Greenpeace joins town halls to fight Heathrow runway expansion


Greenpeace has formed an "alliance" with four local authorities to prepare a legal challenge against Heathrow expansion.

The organisation announced it would share costs and provide "new environmental expertise" to the partnership with Hillingdon, Richmond, Wandsworth and Windsor and Maidenhead councils.

A general view of London's Heathrow Airport.
(Hannah McKay/PA)

More groups could join the group in the coming days as the wait continues for the Government to choose whether to expand airport capacity at Heathrow or Gatwick.

Transport Secretary Chris Grayling, who will make the much-anticipated announcement once a decision has been reached, told MPs on Monday that he was optimistic the project would survive any attempts to slow it down in the courts.

Asked by the Commons' Transport Select Committee what steps will be taken to ensure expansion is not "boggged down" by a "decade of legal challenges", Grayling replied: "It's very much my hope and belief that, although there will undoubtedly be opposition to whatever we do, the will of Parliament, the democratically-elected parliament of our nation, is what will ultimately count."

The campaigners preparing a legal challenge worked together in 2010 to win a High Court battle over the plans of Gordon Brown's government to build a third runway at Heathrow.

The group says the latest expansion scheme at the west London hub will have more severe environmental impacts than the proposal at the start of the decade.

It argues that fresh evidence on the effects of air and noise pollution make the new scheme less likely to pass judicial review.

A general view of London's Heathrow Airport.
(Hannah McKay/PA)

Leader of Wandsworth Council Ravi Govindia warned Prime Minister Theresa May that she should be in "no doubt" about the scale of opposition the Heathrow expansion will face.

He added: "A scheme this environmentally offensive will unite a force of opposition no government can overcome.

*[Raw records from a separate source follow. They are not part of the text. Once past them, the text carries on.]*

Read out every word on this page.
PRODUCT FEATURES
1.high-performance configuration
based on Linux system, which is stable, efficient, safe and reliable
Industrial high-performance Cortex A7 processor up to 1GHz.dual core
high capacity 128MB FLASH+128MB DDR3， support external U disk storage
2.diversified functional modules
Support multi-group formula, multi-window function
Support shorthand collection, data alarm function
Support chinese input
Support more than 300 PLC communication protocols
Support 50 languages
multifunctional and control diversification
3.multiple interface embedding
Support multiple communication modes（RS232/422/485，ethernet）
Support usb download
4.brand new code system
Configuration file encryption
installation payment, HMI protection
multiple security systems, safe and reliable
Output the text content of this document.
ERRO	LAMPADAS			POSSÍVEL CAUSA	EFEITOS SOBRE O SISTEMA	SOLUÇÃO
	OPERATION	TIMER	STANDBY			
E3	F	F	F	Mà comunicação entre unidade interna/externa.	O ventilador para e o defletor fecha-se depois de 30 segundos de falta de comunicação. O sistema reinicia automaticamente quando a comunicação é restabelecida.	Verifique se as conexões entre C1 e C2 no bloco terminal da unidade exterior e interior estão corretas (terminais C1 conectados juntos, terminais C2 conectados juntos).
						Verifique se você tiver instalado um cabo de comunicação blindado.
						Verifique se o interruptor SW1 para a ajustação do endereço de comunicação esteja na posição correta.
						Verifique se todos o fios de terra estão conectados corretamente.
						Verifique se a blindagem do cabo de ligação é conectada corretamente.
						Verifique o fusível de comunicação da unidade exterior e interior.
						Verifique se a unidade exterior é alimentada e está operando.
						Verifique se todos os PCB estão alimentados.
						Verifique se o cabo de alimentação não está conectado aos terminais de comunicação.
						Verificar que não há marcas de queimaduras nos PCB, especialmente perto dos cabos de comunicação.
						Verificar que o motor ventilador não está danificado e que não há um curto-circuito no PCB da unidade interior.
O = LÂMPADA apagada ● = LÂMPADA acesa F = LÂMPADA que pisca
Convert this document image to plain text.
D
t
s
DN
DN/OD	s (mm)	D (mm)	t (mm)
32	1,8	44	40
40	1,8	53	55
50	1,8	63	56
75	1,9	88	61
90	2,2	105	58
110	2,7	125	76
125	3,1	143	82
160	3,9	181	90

It's wrong on every level, legally undeliverable and will end in failure after years of wasted effort."

Greenpeace UK executive director John Sauven said: "A third runway at Heathrow would be an air pollution and carbon time bomb.

"It would jeopardise the Government's chances of meeting legally-binding air pollution and climate targets designed to protect the health and security of millions of people. If ministers are willing to trample over these fundamental laws, we're ready to take them to court to stop them."

Downing Street has insisted the Government remains committed to making a decision on expansion amid reports of continued wrangling among ministers.

Number 10 refused to be drawn on speculation that May had ordered a "short pause" to give ministers a chance to air their views before a final decision is taken.

The BBC said the Cabinet would discuss the issue when it met on Tuesday but the final decision would be left to the Economic Affairs (Transport) sub-committee, chaired by Mrs May, at a meeting later this month.

A general view of the National Air Traffic Services (NATS) tower at London's Heathrow
(Hannah McKay/PA)

Airport expansion has split the Cabinet with Foreign Secretary Boris Johnson and Education Secretary Justine Greening opposed to a new runway at Heathrow - widely seen as the most likely outcome.

A decision was repeatedly delayed by May's predecessor David Cameron and Tories may be offered a free vote, or opponents given a leave of absence from the Commons when the issue comes up.